Thursday, 20 February 2020

February Indoor Meeting. Thames Basin Heathlands - A talk by Des Sussex
Steve Day

February Indoor Meeting. Thames Basin Heathlands - A talk by Des Sussex

Another large turnout gathered on Thursday 13th February to hear a talk from Des Sussex, an employee of Natural England, about the Thames Basin Heaths.

The heaths are made up of fragments of heathland and woodland habitats spanning over 8200 hectares in Berkshire, Surrey and Hampshire. It is one of the most important wildlife sites in Europe and provides a home for some of Britain's rarest breeding bird species: Dartford Warbler, Nightjar and Woodlark. Due to the presence of these birds the Thames Basin Heaths is designated and lawfully protected as a Special Protection Area (SPA).

Thousands of years ago heathland covered vast areas of southern England and in the last century the Thames Basin Heaths have shrunk by 53%. The pressure on the habitats is relentless as the population grows and with it an increasing demand for houses. Thousands of new homes are planned to be built before 2026 within a 5km radius of the SPA.

Despite all these pressures and the fragmented state of the heaths, often bisected by roads, the wildlife is doing surprisingly well. The SPA accounts for 28% of the countries Dartford Warblers, 10% of all the Woodlarks and 8% of all Nightjars. The numbers of birds present year to year is also encouraging. The Nightjar numbers are stable and the numbers of Dartford Warblers are increasing due in part to the recent mild winters. The Dartford Warbler is our only resident warbler and is very vulnerable to cold winters. The population can crash in extreme cold as happened in the very cold winter of 1962/63 when only a handful of pairs survived the winter. Woodlarks appear to be thriving as they soon colonise patches of bare ground after tree felling. A lot is still unknown about Woodlarks such as where they disperse to in autumn and winter after the breeding season.

All of these birds nest on or just above the ground so their nests are very easily disturbed by animals and people walking their dogs. Managing the heath for the volume of visitors and the demands of the wildlife is a delicate balancing act. Leaflets and information educate the public on the sensitivities of the heath and the damage that can inadvertently be done during the nesting season.

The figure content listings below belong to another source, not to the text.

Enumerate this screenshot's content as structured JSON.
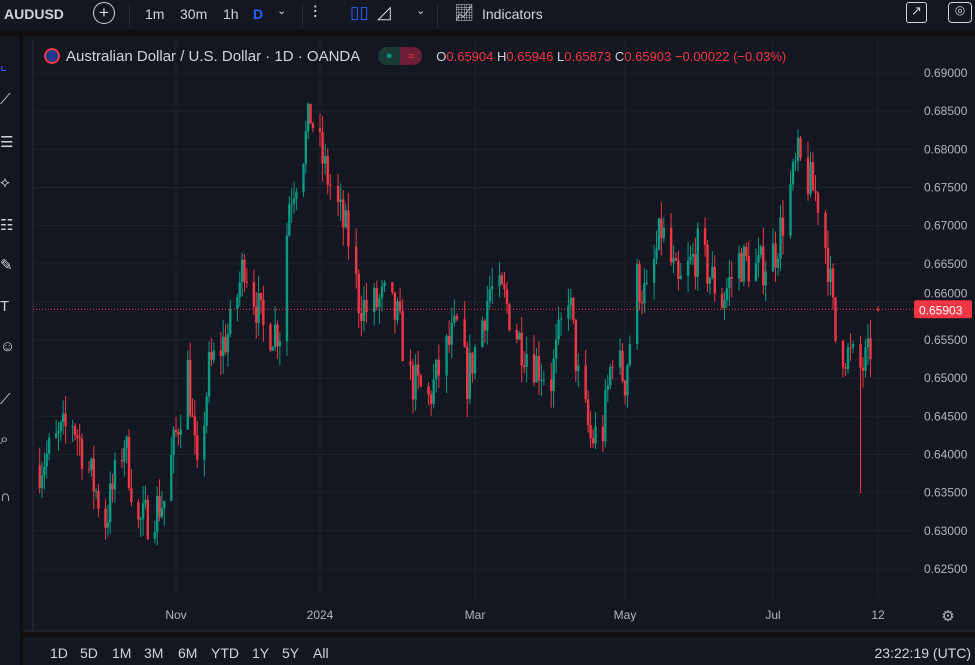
{
  "toolbar": {
    "symbol": "AUDUSD",
    "intervals": [
      "1m",
      "30m",
      "1h",
      "D"
    ],
    "indicators_label": "Indicators",
    "icons": [
      "plus-circle-icon",
      "chevron-down-icon",
      "bar-chart-icon",
      "candles-icon",
      "area-chart-icon",
      "indicators-icon",
      "fullscreen-icon",
      "camera-icon"
    ]
  },
  "legend": {
    "title": "Australian Dollar / U.S. Dollar · 1D · OANDA",
    "o_label": "O",
    "o": "0.65904",
    "h_label": "H",
    "h": "0.65946",
    "l_label": "L",
    "l": "0.65873",
    "c_label": "C",
    "c": "0.65903",
    "change": "−0.00022 (−0.03%)"
  },
  "range_bar": {
    "ranges": [
      "1D",
      "5D",
      "1M",
      "3M",
      "6M",
      "YTD",
      "1Y",
      "5Y",
      "All"
    ],
    "clock": "23:22:19 (UTC)"
  },
  "colors": {
    "up": "#089981",
    "down": "#f23645",
    "background": "#131722"
  },
  "chart_data": {
    "type": "candlestick",
    "title": "Australian Dollar / U.S. Dollar · 1D · OANDA",
    "ylim": [
      0.6225,
      0.6915
    ],
    "yticks": [
      "0.69000",
      "0.68500",
      "0.68000",
      "0.67500",
      "0.67000",
      "0.66500",
      "0.66000",
      "0.65500",
      "0.65000",
      "0.64500",
      "0.64000",
      "0.63500",
      "0.63000",
      "0.62500"
    ],
    "xticks": [
      [
        "Nov",
        "2023-11-01"
      ],
      [
        "2024",
        "2024-01-01"
      ],
      [
        "Mar",
        "2024-03-01"
      ],
      [
        "May",
        "2024-05-01"
      ],
      [
        "Jul",
        "2024-07-01"
      ],
      [
        "12",
        "2024-08-12"
      ]
    ],
    "last_price": "0.65903",
    "grid": true,
    "approx_closes": [
      [
        "2023-09-04",
        0.6386
      ],
      [
        "2023-09-18",
        0.6445
      ],
      [
        "2023-10-02",
        0.6314
      ],
      [
        "2023-10-10",
        0.6419
      ],
      [
        "2023-10-16",
        0.6307
      ],
      [
        "2023-10-27",
        0.634
      ],
      [
        "2023-11-06",
        0.6511
      ],
      [
        "2023-11-10",
        0.6366
      ],
      [
        "2023-11-15",
        0.6511
      ],
      [
        "2023-11-24",
        0.6564
      ],
      [
        "2023-11-30",
        0.6655
      ],
      [
        "2023-12-08",
        0.6564
      ],
      [
        "2023-12-15",
        0.6564
      ],
      [
        "2023-12-19",
        0.6734
      ],
      [
        "2023-12-25",
        0.68
      ],
      [
        "2023-12-28",
        0.6845
      ],
      [
        "2024-01-03",
        0.6773
      ],
      [
        "2024-01-08",
        0.6721
      ],
      [
        "2024-01-12",
        0.6682
      ],
      [
        "2024-01-16",
        0.6603
      ],
      [
        "2024-01-19",
        0.659
      ],
      [
        "2024-01-26",
        0.6603
      ],
      [
        "2024-01-31",
        0.6577
      ],
      [
        "2024-02-05",
        0.6498
      ],
      [
        "2024-02-12",
        0.6472
      ],
      [
        "2024-02-19",
        0.6537
      ],
      [
        "2024-02-23",
        0.6564
      ],
      [
        "2024-02-27",
        0.6498
      ],
      [
        "2024-03-07",
        0.6616
      ],
      [
        "2024-03-13",
        0.6603
      ],
      [
        "2024-03-19",
        0.6551
      ],
      [
        "2024-03-25",
        0.6524
      ],
      [
        "2024-04-01",
        0.6498
      ],
      [
        "2024-04-08",
        0.6616
      ],
      [
        "2024-04-12",
        0.6498
      ],
      [
        "2024-04-17",
        0.6419
      ],
      [
        "2024-04-22",
        0.6432
      ],
      [
        "2024-04-26",
        0.6537
      ],
      [
        "2024-05-01",
        0.6498
      ],
      [
        "2024-05-06",
        0.6629
      ],
      [
        "2024-05-10",
        0.6603
      ],
      [
        "2024-05-16",
        0.6695
      ],
      [
        "2024-05-23",
        0.6616
      ],
      [
        "2024-05-31",
        0.6668
      ],
      [
        "2024-06-10",
        0.6603
      ],
      [
        "2024-06-17",
        0.6655
      ],
      [
        "2024-06-25",
        0.6642
      ],
      [
        "2024-07-02",
        0.6668
      ],
      [
        "2024-07-08",
        0.6747
      ],
      [
        "2024-07-11",
        0.6786
      ],
      [
        "2024-07-19",
        0.6734
      ],
      [
        "2024-07-23",
        0.6655
      ],
      [
        "2024-07-26",
        0.6551
      ],
      [
        "2024-08-05",
        0.6511
      ],
      [
        "2024-08-08",
        0.6524
      ],
      [
        "2024-08-12",
        0.65903
      ]
    ],
    "notable_low": [
      "2024-08-05",
      0.6349
    ],
    "last_candle": {
      "open": 0.65904,
      "high": 0.65946,
      "low": 0.65873,
      "close": 0.65903
    }
  }
}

Keeping the heaths free from trees and overgrown scrub is a constant battle and as well as an army of volunteers, cattle, goats and deer have all been used to control excessive growth. The animals also reduce the grass that dies back in the winter producing a dense ground cover that easily burns when dry. Fire is a constant problem on the heaths and although it does clear the ground it is disastrous during the nesting season and for snakes and lizards in all seasons.

As well as birds the heath provides home for the rare silver studded blue butterfly, sand lizards, adders and a multitude of spiders and dragonflies. The rare carnivorous Sundew plant can be found in some of the boggy areas and in the summer the heaths are covered in the glorious purple of the heathers.

We are fortunate in having these special habitats on our doorstep and Des gave a very informative and entertaining talk. He is a passionate advocate of our heaths and the combined efforts of Natural England, volunteers and the team of wardens at the Thames Heath Basin Partnership are doing their utmost to protect and preserve our heaths for the future.

Next month professional wildlife photographer Tom Way will be visiting us to talk about his passion for Africa. This will be a marvellous opportunity to see stunning pictures of many iconic African animals and birds.

The meeting Is on Thursday 12th March and starts at 8pm at the Finchampstead Memorial Hall. Admission £3 members and £4 non-members.